Mr Stark said the amendment, if passed, would put solicitors taking on new clients in a dilemma over whether to take the risk that the case will conclude before April 2013, the date when the reforms are currently expected to come in. They will also have to advise clients accordingly.
He added: “The amendment is a licence for paying parties that want to avoid paying success fees to start stringing cases out so that the costs o
rder is made after the commencement date.
“Retrospective legislation is rarely a good idea and it is hard to see any justification for this change. Success fees should cease being recoverable for agreements entered into after the commencement date – that is the simple, logical and fair approach.”
Simon Gibbs, a partner at defendant costs practice Gibbs Wyatt Stone, said the amendment would cause significant practical problems, asking: “Why would any defendant settle a claim between now and April 2013?”
He said that existing clients – who as a double whammy would not be subject to the Jackson 25% success fee cap – “would have been denied any opportunity to make an informed decision to try to negotiate the level of success fee with the solicitors or find solicitors who would charge a lower success fee – a central element of Jackson’s vision”.
Solicitors who have CFA Lites would be unable to recover any success fee, he added, while practitioners will need to consider the impact on their advice: “If a solicitor gives this information to a client when entering in a CFA at any point since this amendment was proposed – apparently 7 March 2012 – and this amendment is then implemented, it would almost inevitably make any such advice negligent and almost certainly prevent the solicitor recovering the success fee from the client.”
However, others have suggested that the woolly drafting of the amendment masks that it is actually aimed more narrowly at catching collective CFAs signed before April 2013.
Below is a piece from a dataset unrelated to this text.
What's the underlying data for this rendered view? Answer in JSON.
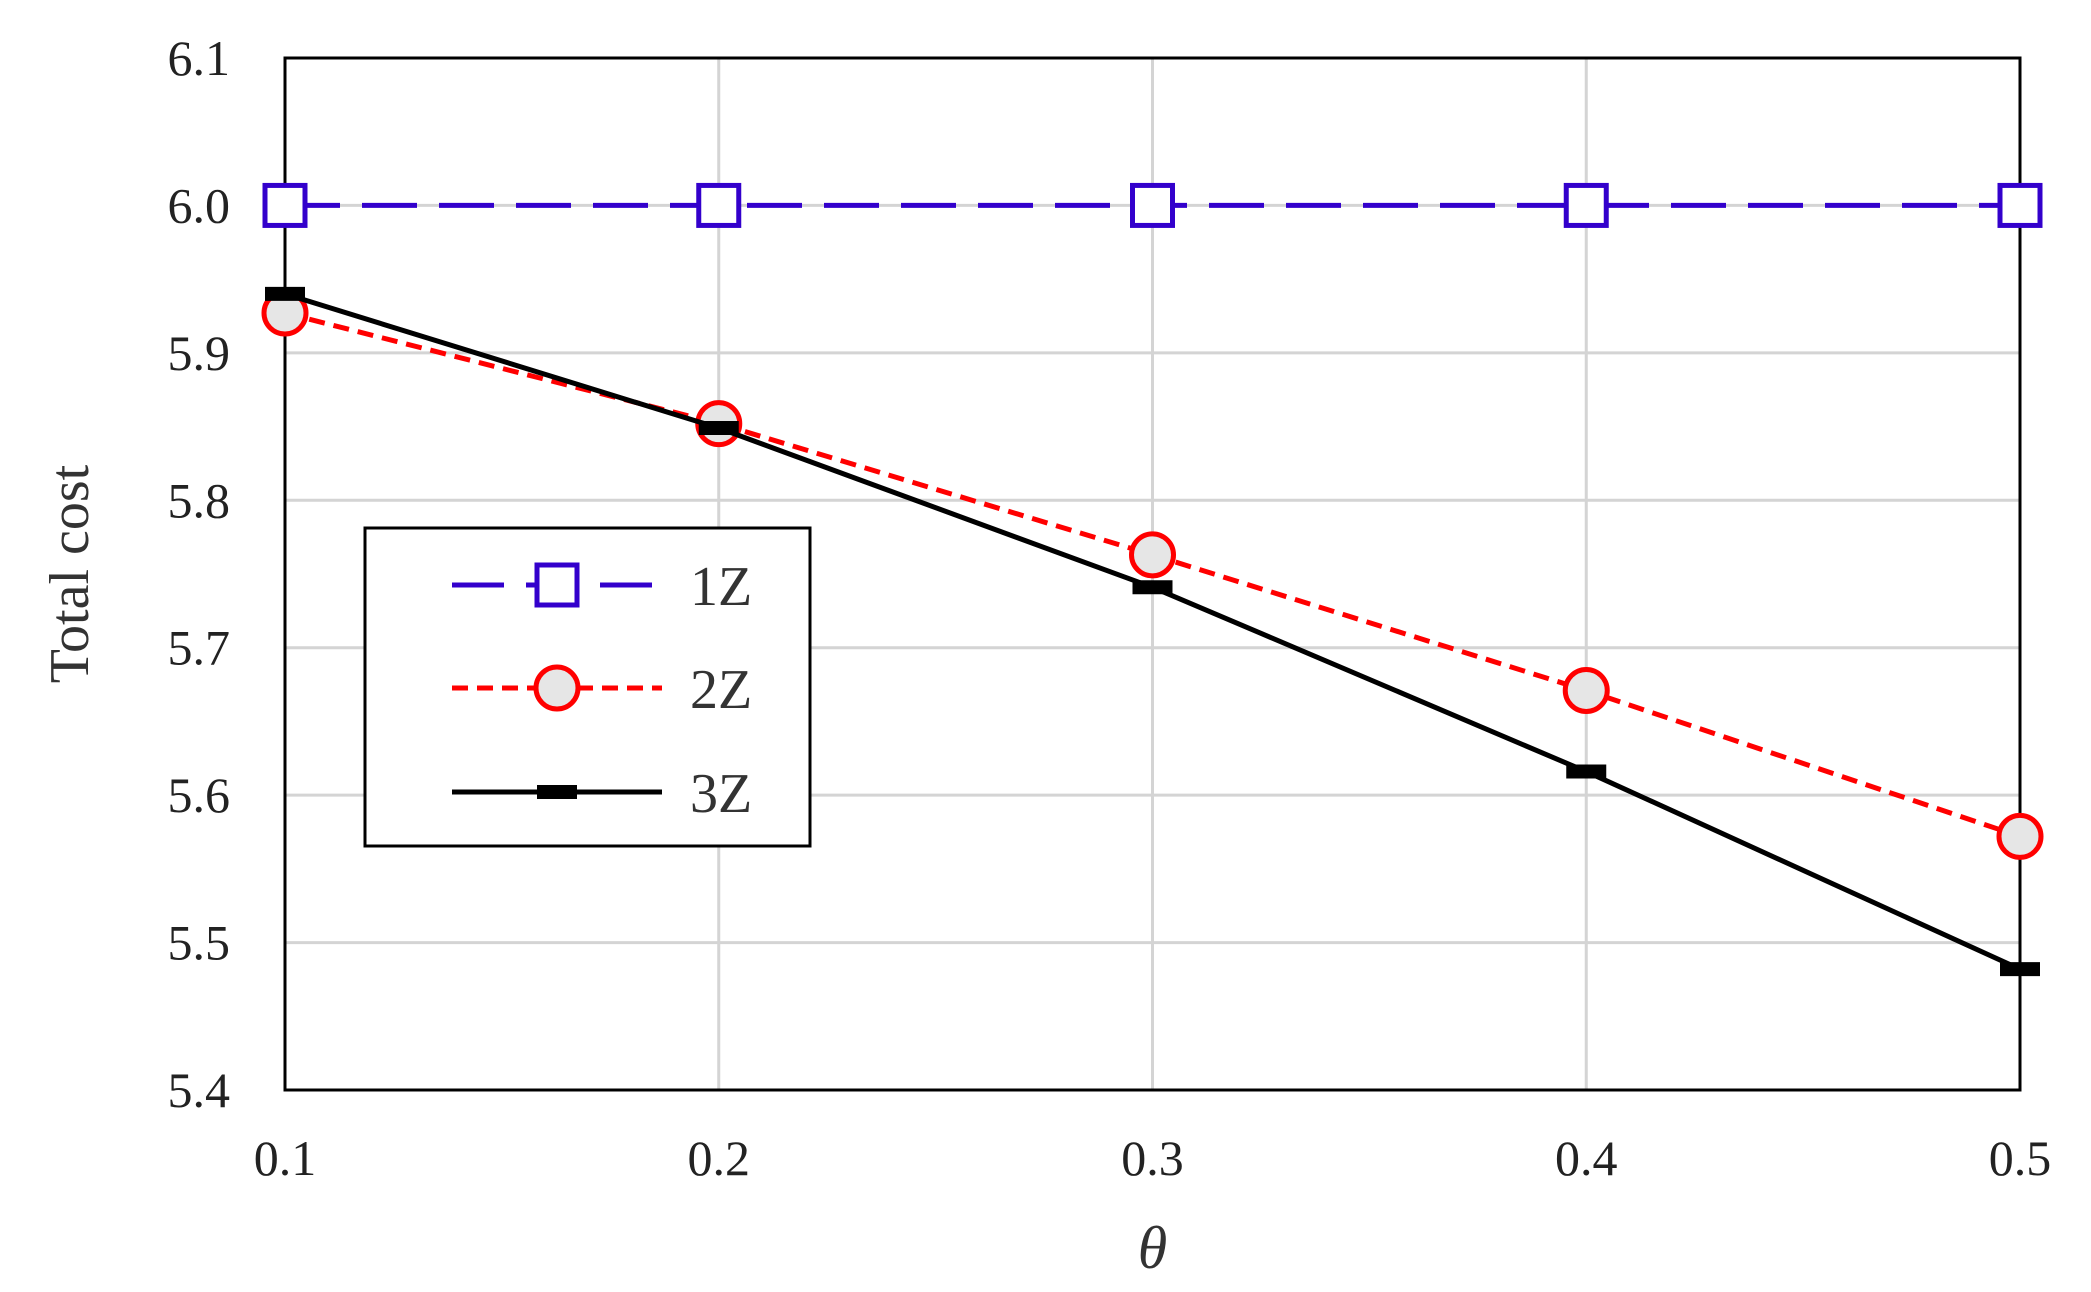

UPDATE 13 March: A Ministry of Justice statement has clarified the situation: “We are committed to reforming the ‘no win no fee’ system so that legal costs for reasonable compensation claims will be more proportionate, and avoidable claims will be deterred from going to court. This amendment brings collective conditional fee agreements in line with our planned reforms to conditional fee agreements. This means that success fees will not be recoverable in either type of case from April 2013 onwards.”